UK-listed Aberdeen Standard Investments and Aviva Investors have become the latest finance houses to confirm they plan to absorb the cost of external research when the EU’s revised Markets in Financial Instruments Directive, known as MiFID II, comes into force in January 2018.
While a small number of firms, such as Schroders, Union Investment, Amundi and Janus Henderson, have said they will charge investors for external research costs, the majority of large asset and wealth managers that have so far announced their intentions plan to absorb broker research costs from their own funds.
These include Northern Trust Asset Management, JP Morgan Asset Management, Pimco and Vanguard.
Meanwhile, a number of large firms, such as BlackRock, Deutsche Asset Management and Natixis, have yet to make a decision on whether to shoulder or pass on research and analysis costs before the new rules come into force on 3 January 2018.
A press statement from Aviva Investors said: “We believe this will ensure greater certainty and transparency around our charges and is in the best interests of our clients.

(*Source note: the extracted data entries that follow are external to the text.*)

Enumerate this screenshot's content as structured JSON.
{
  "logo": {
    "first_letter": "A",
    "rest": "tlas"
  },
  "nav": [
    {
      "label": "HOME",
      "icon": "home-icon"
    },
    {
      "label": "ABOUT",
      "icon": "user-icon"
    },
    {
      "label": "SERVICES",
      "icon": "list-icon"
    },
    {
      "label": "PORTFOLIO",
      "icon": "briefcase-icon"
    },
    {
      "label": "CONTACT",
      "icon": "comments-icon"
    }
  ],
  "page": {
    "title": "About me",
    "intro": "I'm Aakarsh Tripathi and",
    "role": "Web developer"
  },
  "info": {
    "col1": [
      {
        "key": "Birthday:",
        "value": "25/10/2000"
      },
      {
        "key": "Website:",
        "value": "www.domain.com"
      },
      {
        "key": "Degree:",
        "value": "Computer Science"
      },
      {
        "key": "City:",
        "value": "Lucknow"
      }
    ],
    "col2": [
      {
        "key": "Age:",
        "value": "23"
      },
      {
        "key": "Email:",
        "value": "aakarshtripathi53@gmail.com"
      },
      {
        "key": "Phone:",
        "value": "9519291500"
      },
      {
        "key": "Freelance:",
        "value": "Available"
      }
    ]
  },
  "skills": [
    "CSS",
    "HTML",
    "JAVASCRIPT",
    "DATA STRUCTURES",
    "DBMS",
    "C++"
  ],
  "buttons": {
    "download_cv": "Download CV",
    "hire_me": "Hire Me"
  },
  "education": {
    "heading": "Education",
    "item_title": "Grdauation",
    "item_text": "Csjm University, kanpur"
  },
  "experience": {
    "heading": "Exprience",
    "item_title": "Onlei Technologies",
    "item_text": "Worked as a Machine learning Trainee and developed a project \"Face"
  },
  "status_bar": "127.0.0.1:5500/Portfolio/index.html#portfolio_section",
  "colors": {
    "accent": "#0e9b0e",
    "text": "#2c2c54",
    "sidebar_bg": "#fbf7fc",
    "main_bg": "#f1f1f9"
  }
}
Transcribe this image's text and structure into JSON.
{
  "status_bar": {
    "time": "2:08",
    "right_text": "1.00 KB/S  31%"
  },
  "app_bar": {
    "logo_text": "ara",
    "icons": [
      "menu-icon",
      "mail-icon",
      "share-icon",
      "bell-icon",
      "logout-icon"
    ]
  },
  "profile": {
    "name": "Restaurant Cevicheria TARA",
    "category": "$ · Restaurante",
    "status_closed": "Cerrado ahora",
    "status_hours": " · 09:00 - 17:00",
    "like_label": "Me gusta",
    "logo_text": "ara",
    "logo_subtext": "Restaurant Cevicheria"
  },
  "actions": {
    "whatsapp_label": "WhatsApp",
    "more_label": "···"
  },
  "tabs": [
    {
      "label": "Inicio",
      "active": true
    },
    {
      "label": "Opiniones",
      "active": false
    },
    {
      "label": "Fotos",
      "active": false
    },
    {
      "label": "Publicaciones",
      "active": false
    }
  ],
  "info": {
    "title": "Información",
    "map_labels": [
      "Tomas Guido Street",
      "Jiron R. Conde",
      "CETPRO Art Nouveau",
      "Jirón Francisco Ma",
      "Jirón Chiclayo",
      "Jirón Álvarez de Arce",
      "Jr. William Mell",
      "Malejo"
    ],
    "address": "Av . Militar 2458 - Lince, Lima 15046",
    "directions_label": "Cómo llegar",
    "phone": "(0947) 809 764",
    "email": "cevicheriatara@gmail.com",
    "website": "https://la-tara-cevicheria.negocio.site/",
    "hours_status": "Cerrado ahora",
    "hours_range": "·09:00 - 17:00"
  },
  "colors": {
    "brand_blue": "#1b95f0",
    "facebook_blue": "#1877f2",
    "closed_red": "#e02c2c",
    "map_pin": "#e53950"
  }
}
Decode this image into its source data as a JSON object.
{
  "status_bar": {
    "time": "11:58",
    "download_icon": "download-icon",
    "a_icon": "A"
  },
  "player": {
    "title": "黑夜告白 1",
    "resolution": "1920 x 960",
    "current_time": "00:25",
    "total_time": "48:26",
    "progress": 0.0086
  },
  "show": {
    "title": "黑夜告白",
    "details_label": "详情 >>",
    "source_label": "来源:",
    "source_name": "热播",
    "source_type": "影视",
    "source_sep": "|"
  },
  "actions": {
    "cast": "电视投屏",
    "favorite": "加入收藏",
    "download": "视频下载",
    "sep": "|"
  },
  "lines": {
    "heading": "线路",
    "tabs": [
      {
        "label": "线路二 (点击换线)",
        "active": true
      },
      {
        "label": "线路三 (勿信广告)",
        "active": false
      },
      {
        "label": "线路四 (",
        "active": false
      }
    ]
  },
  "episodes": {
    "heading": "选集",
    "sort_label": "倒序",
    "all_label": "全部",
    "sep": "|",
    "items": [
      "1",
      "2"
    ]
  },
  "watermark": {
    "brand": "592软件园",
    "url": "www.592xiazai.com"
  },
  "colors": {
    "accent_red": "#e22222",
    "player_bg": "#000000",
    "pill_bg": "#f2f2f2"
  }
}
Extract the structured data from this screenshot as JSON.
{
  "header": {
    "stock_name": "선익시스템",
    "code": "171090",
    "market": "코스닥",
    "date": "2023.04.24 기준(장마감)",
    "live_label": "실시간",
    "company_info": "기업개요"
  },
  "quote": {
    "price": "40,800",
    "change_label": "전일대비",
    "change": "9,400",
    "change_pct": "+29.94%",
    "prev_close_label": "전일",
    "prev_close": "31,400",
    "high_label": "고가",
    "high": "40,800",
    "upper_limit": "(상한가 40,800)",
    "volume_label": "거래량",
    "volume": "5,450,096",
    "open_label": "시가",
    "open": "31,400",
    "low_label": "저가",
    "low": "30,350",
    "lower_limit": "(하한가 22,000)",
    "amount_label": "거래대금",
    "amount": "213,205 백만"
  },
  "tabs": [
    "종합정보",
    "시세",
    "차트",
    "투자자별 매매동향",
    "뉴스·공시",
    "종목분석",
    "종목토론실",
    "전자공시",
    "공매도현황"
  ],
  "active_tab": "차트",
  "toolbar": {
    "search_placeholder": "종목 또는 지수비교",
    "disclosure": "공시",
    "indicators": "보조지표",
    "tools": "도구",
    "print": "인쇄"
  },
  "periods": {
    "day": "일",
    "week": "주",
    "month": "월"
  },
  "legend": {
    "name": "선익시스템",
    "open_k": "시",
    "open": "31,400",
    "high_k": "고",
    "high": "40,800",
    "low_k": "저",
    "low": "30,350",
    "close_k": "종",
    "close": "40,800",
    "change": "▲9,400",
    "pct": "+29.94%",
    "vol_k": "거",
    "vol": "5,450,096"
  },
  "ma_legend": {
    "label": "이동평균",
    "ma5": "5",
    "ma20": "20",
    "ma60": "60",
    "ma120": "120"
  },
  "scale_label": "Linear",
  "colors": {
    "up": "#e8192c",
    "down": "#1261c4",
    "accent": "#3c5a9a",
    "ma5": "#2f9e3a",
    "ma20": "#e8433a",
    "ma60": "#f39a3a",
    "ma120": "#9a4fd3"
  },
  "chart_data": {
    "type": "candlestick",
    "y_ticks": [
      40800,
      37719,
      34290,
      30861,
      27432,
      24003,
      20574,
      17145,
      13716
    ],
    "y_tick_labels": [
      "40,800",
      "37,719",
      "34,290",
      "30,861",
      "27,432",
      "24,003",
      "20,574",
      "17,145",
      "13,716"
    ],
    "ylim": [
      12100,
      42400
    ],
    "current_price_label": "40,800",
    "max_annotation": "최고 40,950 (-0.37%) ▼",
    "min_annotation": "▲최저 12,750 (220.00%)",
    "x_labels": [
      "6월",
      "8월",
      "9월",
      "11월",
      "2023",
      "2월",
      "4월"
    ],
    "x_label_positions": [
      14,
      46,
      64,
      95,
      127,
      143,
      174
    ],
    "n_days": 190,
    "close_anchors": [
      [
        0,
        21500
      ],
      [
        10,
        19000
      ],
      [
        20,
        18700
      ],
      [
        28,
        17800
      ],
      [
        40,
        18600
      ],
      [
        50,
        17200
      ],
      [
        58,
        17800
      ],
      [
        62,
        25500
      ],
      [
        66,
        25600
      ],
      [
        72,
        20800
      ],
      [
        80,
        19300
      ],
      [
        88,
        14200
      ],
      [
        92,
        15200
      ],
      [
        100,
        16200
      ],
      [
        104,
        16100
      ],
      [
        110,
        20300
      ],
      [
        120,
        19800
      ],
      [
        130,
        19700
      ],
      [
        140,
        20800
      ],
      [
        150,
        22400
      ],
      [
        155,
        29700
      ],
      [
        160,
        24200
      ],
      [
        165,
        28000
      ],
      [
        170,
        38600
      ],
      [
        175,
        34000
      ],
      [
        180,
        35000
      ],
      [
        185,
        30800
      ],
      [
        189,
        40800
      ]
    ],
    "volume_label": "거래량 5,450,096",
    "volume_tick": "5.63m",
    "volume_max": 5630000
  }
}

“We will continue to select external research partners who provide high quality analysis and value for money and continue to invest in our own internal research capabilities.”
The decision by Aberdeen Standard Investments, the investment arm of newly-merged Standard Life Aberdeen, that it would absorb research charges follows that of Aberdeen Asset Management which earlier this year, prior to the merger, confirmed it would absorb such costs.
A spokesman for Aberdeen Standard Investements said: “External research is an important and valuable input to our exceptional in-house research capabilities and we remain committed to our portfolio management teams’ ability to maximise active research insights across regions and asset classes for the benefit of all clients.”
The MiFID II directive aims to increase transparency by bringing to an end the current opaque system whereby fund managers receive research for free in return for placing trades with investment banks.